Em Economia dos Conflitos Sociais, você diz: “(…) ocorre a completa integração da produção de força de trabalho no capital, os trabalhadores não oferecem no mercado a sua mercadoria, o valor de uso da sua força de trabalho, porque desde o início os capitalistas já a detêm”. Este, para mim, é um dos conceitos mais importantes de sua obra. Por isso pergunto:
Se a premissa maior do capitalismo é o maior lucro possível com o menor custo e num menor tempo (no caso da mais-valia relativa), e a “uberização” vai justamente ao encontro desta premissa, pois representa justamente uma forma de desenvolvimento das forças produtivas capitalistas, como fica esta força de trabalho previamente detida pelo capital, pois segundo alguns economistas, o sistema capitalista não consegue mais reabsorver (ou mesmo prestar assistência) esta mão de obra dispensada em razão do desenvolvimento das forças produtivas e o Estado Restrito, por estar se tornando um estado mais restrito ainda, muito menos?
Penso eu que nem mesmo a economia identitária, essência real do identitarismo, haja visto os “mercados” e “mercadorias” das várias “causas”, ainda que em franca expansão e SEMPRE produzidas sob o modo de produção capitalista, parece não ser capaz de aproveitar toda essa força de trabalho excedente, é bom não esquecermos, já previamente detida pelos capitalistas. Enfim, se as condições para um novo modo de produção parecem incertas, menos incertas parecem as condições propícias para se firmarem os fascismos, seria isso, caro João Bernardo?
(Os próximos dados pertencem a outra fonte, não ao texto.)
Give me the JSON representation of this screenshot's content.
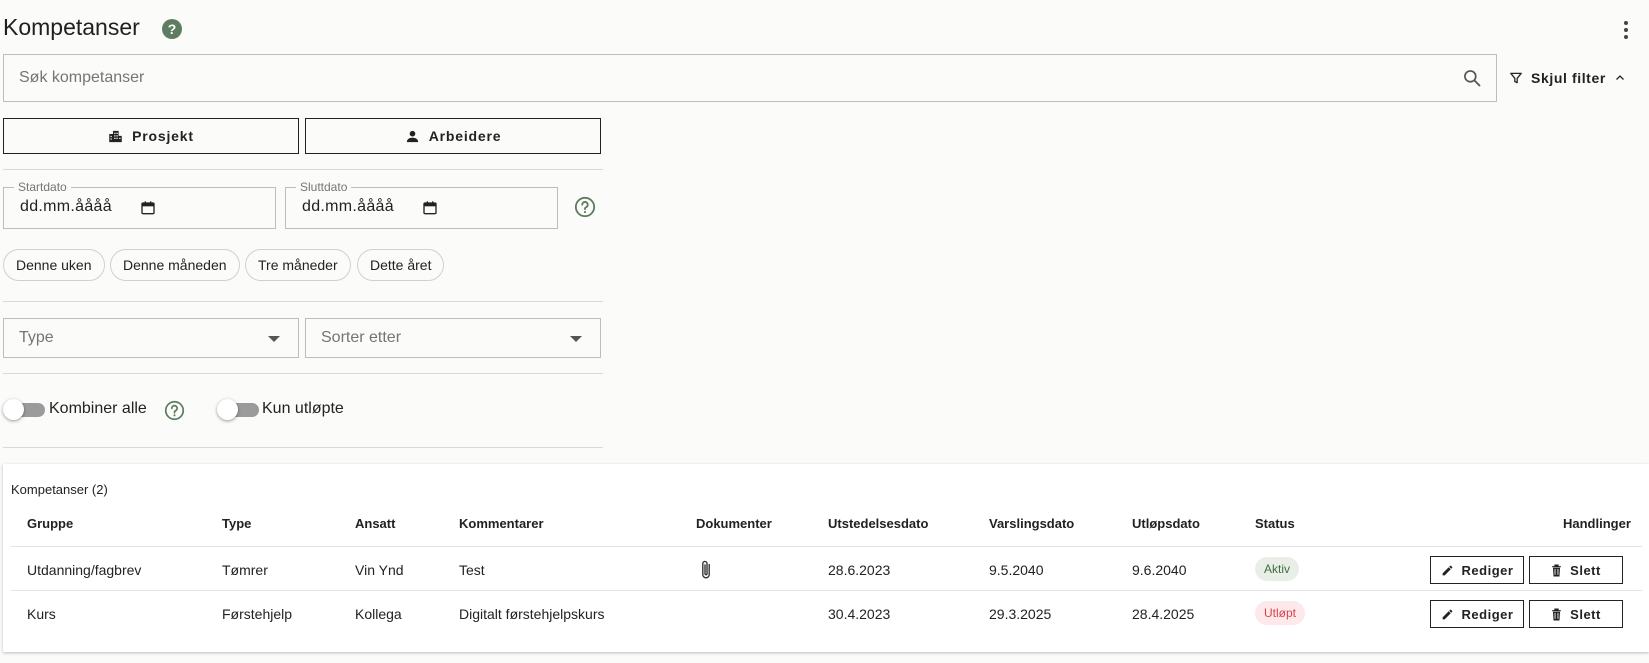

Meus sinceros agradecimentos,
Padaqui
Tenho muitas dúvidas sobre o capitalismo não ser capaz de aproveitar a força de trabalho excedente, de que fala Padaqui. O chamado setor de serviços é muito plástico e sempre surgem novas atividades a serem exercidas por assalariados, seja ou não o tal “precariado”, tanto faz. Além disso a lógica do empreendedorismo de si mesmo está arraigada nos indivíduos de modo a capitalizar a subjetividade e criatividade humana num nível ainda mais profundo do que sonharam os formuladores do toyotismo. Tudo isso resulta em novas profissões, novas atividades, novos ramos, novas formas de fazer capital o que antes eram atividades gratuitas, efêmeras, esparsas, embutidas noutras profissões enquanto trabalho extra não especializado e não remunerado (ou remunerado “por tabela”). Basta pensar em tudo que envolve escoamento de mercadorias e, mais ainda, tudo que está ligado aos aplicativos e à internet para se ver que trata-se de virtualmente infinitas possibilidades de absorção lucrativa de força de trabalho. Claro, num sistema altamente modernizado “população sobrante” sempre haverá, e é para ela que estão voltados os fuzis das forças armadas do Estado restrito e amplo.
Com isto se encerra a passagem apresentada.